Department of Pharmacy Practice and Administration, Western University of Health Sciences, 309 E 2nd St, Pomona, CA, 91766, USA.
Department of Pharmacy Practice, Chapman University, 9401 Geronimo Rd, Irvine, CA, 92618, USA.
J Med Toxicol. 2022 Oct;18(4):311-320. doi: 10.1007/s13181-022-00906-2. Epub 2022 Sep 12.
Pharmacovigilance (PV) has proven to detect post-marketing adverse drug events (ADE). Previous research used the natural language processing (NLP) tool to extract unstructured texts relevant to ADEs. However, texts without context reduce the efficiency of such algorithms. Our objective was to develop and validate an innovative NLP tool, aTarantula, using a context-aware machine-learning algorithm to detect existing ADEs from social media using an aggregated lexicon.
aTarantula utilized FastText embeddings and an aggregated lexicon to extract contextual data from three patient forums (i.e., MedHelp, MedsChat, and PatientInfo) taking warfarin. The lexicon used warfarin package inserts and synonyms of warfarin ADEs from UMLS and FAERS databases. Data was stored on SQLite and then refined and manually checked by three clinical pharmacists for validation.
Multiple organ systems where the most frequent ADE were reported at 1.50%, followed by CNS side effects at 1.19%. Lymphatic system ADEs were the least common side effect reported at 0.09%. The overall Spearman rank correlation coefficient between patient-reported data from the forums and FAERS was 0.19. As determined by pharmacist validation, aTarantula had a sensitivity of 84.2% and a specificity of 98%. Three clinical pharmacists manually validated our results. Finally, we created an aggregated lexicon for mining ADEs from social media.
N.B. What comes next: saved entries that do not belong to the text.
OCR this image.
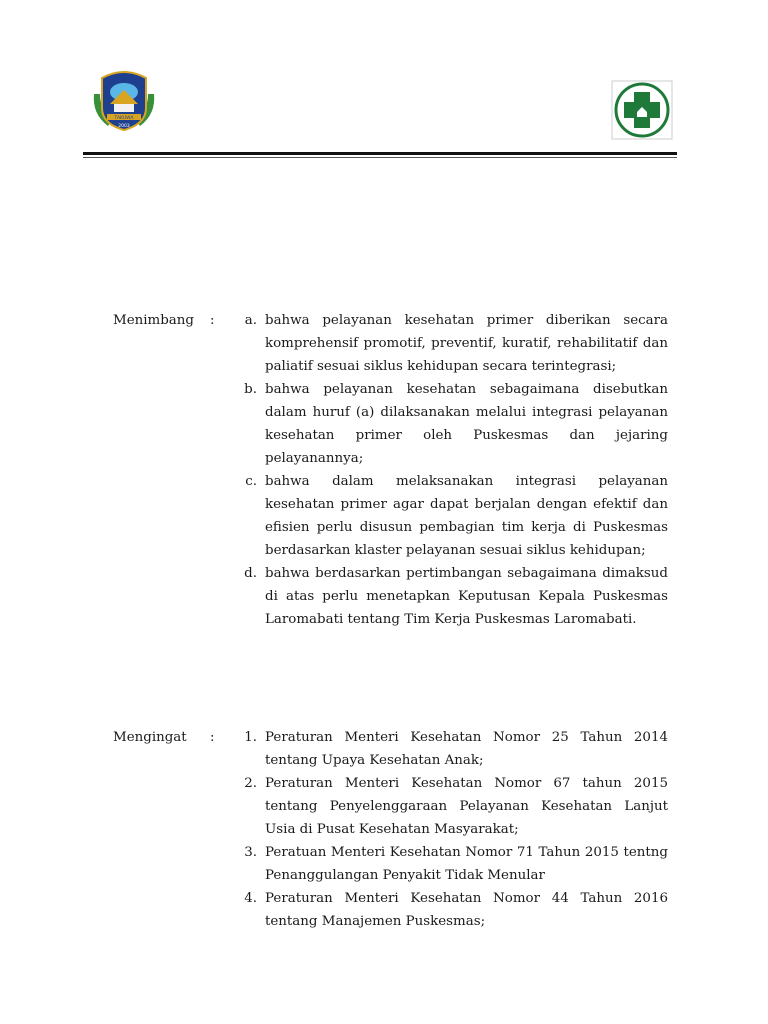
TAKUWA
2003
Menimbang	:	a. bahwa pelayanan kesehatan primer diberikan secara komprehensif promotif, preventif, kuratif, rehabilitatif dan paliatif sesuai siklus kehidupan secara terintegrasi;
b. bahwa pelayanan kesehatan sebagaimana disebutkan dalam huruf (a) dilaksanakan melalui integrasi pelayanan kesehatan primer oleh Puskesmas dan jejaring pelayanannya;
c. bahwa dalam melaksanakan integrasi pelayanan kesehatan primer agar dapat berjalan dengan efektif dan efisien perlu disusun pembagian tim kerja di Puskesmas berdasarkan klaster pelayanan sesuai siklus kehidupan;
d. bahwa berdasarkan pertimbangan sebagaimana dimaksud di atas perlu menetapkan Keputusan Kepala Puskesmas Laromabati tentang Tim Kerja Puskesmas Laromabati.
Mengingat	:	1. Peraturan Menteri Kesehatan Nomor 25 Tahun 2014 tentang Upaya Kesehatan Anak;
2. Peraturan Menteri Kesehatan Nomor 67 tahun 2015 tentang Penyelenggaraan Pelayanan Kesehatan Lanjut Usia di Pusat Kesehatan Masyarakat;
3. Peratuan Menteri Kesehatan Nomor 71 Tahun 2015 tentng Penanggulangan Penyakit Tidak Menular
4. Peraturan Menteri Kesehatan Nomor 44 Tahun 2016 tentang Manajemen Puskesmas;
We successfully developed aTarantula, a machine-learning algorithmn based on artificial intelligence to extract warfarin-related ADEs from online social discussion forums automatically. Our study shows that it is feasible to use aTarantula to detect ADEs. Future researchers can validate aTarantula on the diverse dataset.
药物警戒(PV)已被证明可用于检测上市后药物不良事件(ADE)。先前的研究使用自然语言处理(NLP)工具从相关 ADE 中提取非结构化文本。然而,缺乏上下文的文本会降低此类算法的效率。我们的目标是开发和验证一种创新的 NLP 工具——Tarantula,该工具使用上下文感知机器学习算法,通过聚合词汇表从社交媒体中检测现有的 ADE。
Tarantula 使用 FastText 嵌入和聚合词汇表从三个患者论坛(即 MedHelp、MedsChat 和 PatientInfo)中提取与华法林相关的上下文数据。该词汇表使用华法林包装说明书以及 UMLS 和 FAERS 数据库中的华法林 ADE 同义词。数据存储在 SQLite 中,然后由三名临床药师进行精炼和手动检查以进行验证。
报告的最常见 ADE 发生在 1.50%的多个器官系统中,其次是 CNS 副作用(1.19%)。报告的最不常见的淋巴系统 ADE 为 0.09%。论坛中的患者报告数据与 FAERS 之间的总体 Spearman 秩相关系数为 0.19。经药师验证,Tarantula 的灵敏度为 84.2%,特异性为 98%。三名临床药师手动验证了我们的结果。最后,我们创建了一个聚合词汇表,用于从社交媒体中挖掘 ADE。
我们成功开发了 Tarantula,这是一种基于人工智能的机器学习算法,可自动从在线社交讨论论坛中提取与华法林相关的 ADE。我们的研究表明,使用 Tarantula 检测 ADE 是可行的。未来的研究人员可以在更广泛的数据集上验证 Tarantula。